ABSTRACT

Cultural and religious identity is the site of often painful individual and communal struggle or even strife. In recent years, it has also increasingly become subject to marketing and to media hype, raising the question what the relationship between the struggle for identity and the hype about certain cultural traits or ethnic features is. The VJs on television music channels such as MTV make diversity ‘cool’ with their host of cultural and ethnic backgrounds, just as the Benetton advertisements that adorn streets and magazines do. Certain cultural elements and ethnic traits even acquire cult status. In the rap and hip-hop scene, for example, black culture is emulated with regard to linguistic features, gestures and sports clothes because of the fascination it exerts on fans also of other ethnicities and cultures. Film stars like Richard Gere, who famously is a friend of the Dalai Lama, have helped to bring Buddhism into the headlines and to make it trendy and desirable. With her very name and the crosses she wore in her early career Madonna played with the symbols – and the taboos – of Roman Catholicism. Madonna, however, has recently undergone a name-change and now wishes to be called Esther.
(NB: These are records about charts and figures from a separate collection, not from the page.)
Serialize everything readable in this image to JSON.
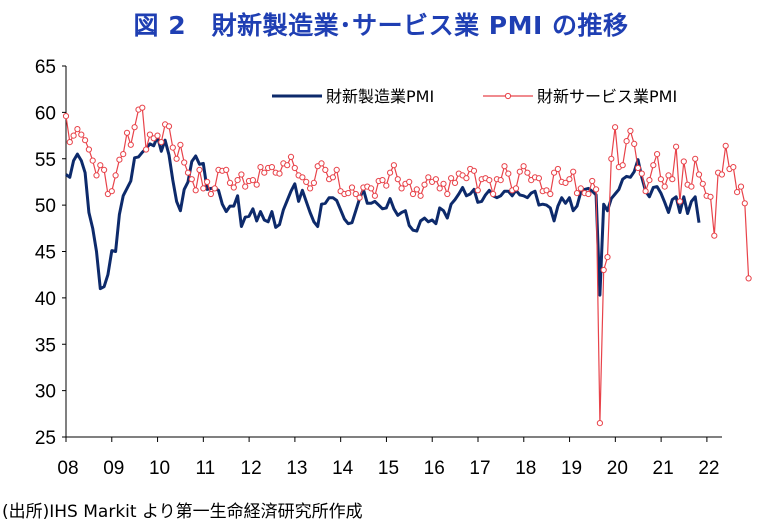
{
  "title": "図 2　財新製造業･サービス業 PMI の推移",
  "source_note": "(出所)IHS Markit より第一生命経済研究所作成",
  "colors": {
    "manufacturing": "#0d2a6b",
    "services": "#e8434a",
    "axis": "#000000",
    "title": "#1f3fb3"
  },
  "chart_data": {
    "type": "line",
    "title": "図 2　財新製造業･サービス業 PMI の推移",
    "xlabel": "",
    "ylabel": "",
    "ylim": [
      25,
      65
    ],
    "yticks": [
      "25",
      "30",
      "35",
      "40",
      "45",
      "50",
      "55",
      "60",
      "65"
    ],
    "xlim": [
      2008.0,
      2022.33
    ],
    "xticks": [
      "08",
      "09",
      "10",
      "11",
      "12",
      "13",
      "14",
      "15",
      "16",
      "17",
      "18",
      "19",
      "20",
      "21",
      "22"
    ],
    "grid": false,
    "legend_position": "top-right",
    "series": [
      {
        "name": "財新製造業PMI",
        "x_start": 2008.0,
        "step": 0.0833,
        "values": [
          53.3,
          53.0,
          54.8,
          55.5,
          54.8,
          53.5,
          49.2,
          47.5,
          45.0,
          41.0,
          41.2,
          42.5,
          45.1,
          45.0,
          49.0,
          51.0,
          51.8,
          52.6,
          55.1,
          55.2,
          55.7,
          56.1,
          56.6,
          56.4,
          57.4,
          55.8,
          57.0,
          55.4,
          52.7,
          50.4,
          49.4,
          51.7,
          52.5,
          54.7,
          55.3,
          54.4,
          54.5,
          51.7,
          51.8,
          51.8,
          51.6,
          50.1,
          49.3,
          49.9,
          49.9,
          51.0,
          47.7,
          48.7,
          48.8,
          49.6,
          48.3,
          49.3,
          48.4,
          48.2,
          49.3,
          47.6,
          47.9,
          49.5,
          50.5,
          51.5,
          52.3,
          50.4,
          51.6,
          50.4,
          49.2,
          48.2,
          47.7,
          50.1,
          50.2,
          50.8,
          50.8,
          50.5,
          49.5,
          48.5,
          48.0,
          48.1,
          49.4,
          50.7,
          51.7,
          50.2,
          50.2,
          50.4,
          50.0,
          49.6,
          49.7,
          50.7,
          49.6,
          48.9,
          49.2,
          49.4,
          47.8,
          47.3,
          47.2,
          48.3,
          48.6,
          48.2,
          48.4,
          48.0,
          49.7,
          49.4,
          48.6,
          50.1,
          50.6,
          51.2,
          51.9,
          51.0,
          51.2,
          51.7,
          50.3,
          50.4,
          51.1,
          51.6,
          51.0,
          50.8,
          51.0,
          51.5,
          51.5,
          51.0,
          51.6,
          51.1,
          51.0,
          50.8,
          51.3,
          51.5,
          50.0,
          50.1,
          50.0,
          49.7,
          48.3,
          49.9,
          50.8,
          50.2,
          50.8,
          49.4,
          49.9,
          51.4,
          51.7,
          51.8,
          51.5,
          51.1,
          40.3,
          50.1,
          49.4,
          50.7,
          51.2,
          51.7,
          52.8,
          53.1,
          53.0,
          53.6,
          54.9,
          53.0,
          51.5,
          50.9,
          51.9,
          52.0,
          51.3,
          50.3,
          49.2,
          50.6,
          50.9,
          49.2,
          50.9,
          49.1,
          50.4,
          50.9,
          48.1
        ],
        "color": "#0d2a6b"
      },
      {
        "name": "財新サービス業PMI",
        "x_start": 2008.0,
        "step": 0.0833,
        "values": [
          59.6,
          56.8,
          57.5,
          58.2,
          57.6,
          57.0,
          56.0,
          54.8,
          53.2,
          54.3,
          53.8,
          51.2,
          51.5,
          53.2,
          54.9,
          55.5,
          57.8,
          56.5,
          58.4,
          60.3,
          60.5,
          56.0,
          57.6,
          57.2,
          57.5,
          56.8,
          58.7,
          58.5,
          56.2,
          55.0,
          56.5,
          54.6,
          53.5,
          52.8,
          51.6,
          53.8,
          51.8,
          52.5,
          51.2,
          51.8,
          53.8,
          53.7,
          53.8,
          52.4,
          51.9,
          52.7,
          53.3,
          52.0,
          52.6,
          52.7,
          52.2,
          54.1,
          53.5,
          54.0,
          54.1,
          53.5,
          53.4,
          54.5,
          54.3,
          55.2,
          54.0,
          53.2,
          53.0,
          52.5,
          51.8,
          52.4,
          54.2,
          54.5,
          53.8,
          52.8,
          53.0,
          53.8,
          51.5,
          51.2,
          51.3,
          51.9,
          51.2,
          50.8,
          51.9,
          52.0,
          51.8,
          51.0,
          52.6,
          52.7,
          52.1,
          53.5,
          54.3,
          52.8,
          51.8,
          52.3,
          52.5,
          51.2,
          51.7,
          51.0,
          52.2,
          53.0,
          52.5,
          52.8,
          51.8,
          52.3,
          51.2,
          52.9,
          52.4,
          53.4,
          53.2,
          52.9,
          53.9,
          53.7,
          51.6,
          52.8,
          52.9,
          52.7,
          51.2,
          52.8,
          52.7,
          54.2,
          53.4,
          51.6,
          51.8,
          53.6,
          54.2,
          53.5,
          52.7,
          53.0,
          52.9,
          51.5,
          51.6,
          51.2,
          53.5,
          53.9,
          52.5,
          52.4,
          52.8,
          53.6,
          51.3,
          51.8,
          51.3,
          51.2,
          52.6,
          51.7,
          26.5,
          43.0,
          44.4,
          55.0,
          58.4,
          54.1,
          54.3,
          56.9,
          58.0,
          56.6,
          54.0,
          53.4,
          51.5,
          52.7,
          54.3,
          55.5,
          52.8,
          52.0,
          53.2,
          52.8,
          56.3,
          50.4,
          54.7,
          52.2,
          52.0,
          55.0,
          53.3,
          52.3,
          51.0,
          50.9,
          46.7,
          53.5,
          53.3,
          56.4,
          53.9,
          54.1,
          51.4,
          52.0,
          50.2,
          42.1
        ],
        "color": "#e8434a"
      }
    ]
  }
}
She now adheres, together with other celebrities such as actress Demi Moore or fellow singer Britney Spears, to Kabbalah. Madonna/Esther does not only attract attention by attending the Jewish New Year’s celebrations in Israel and by visiting the graves of Kabbalist sages for meditation and prayer, but by also using the iconography connected with the Kabbalah for the promotion of her CD and tour (cf. McGreal 2004; Doward 2004). Especially in the latter case, fans and commentators remain unsure whether Madonna/Esther’s recent penchant for Judaism is strategic ‘product’ placement – and, as the singer’s critics say, a harmful distortion of Jewish faith – or whether other explanations must be found.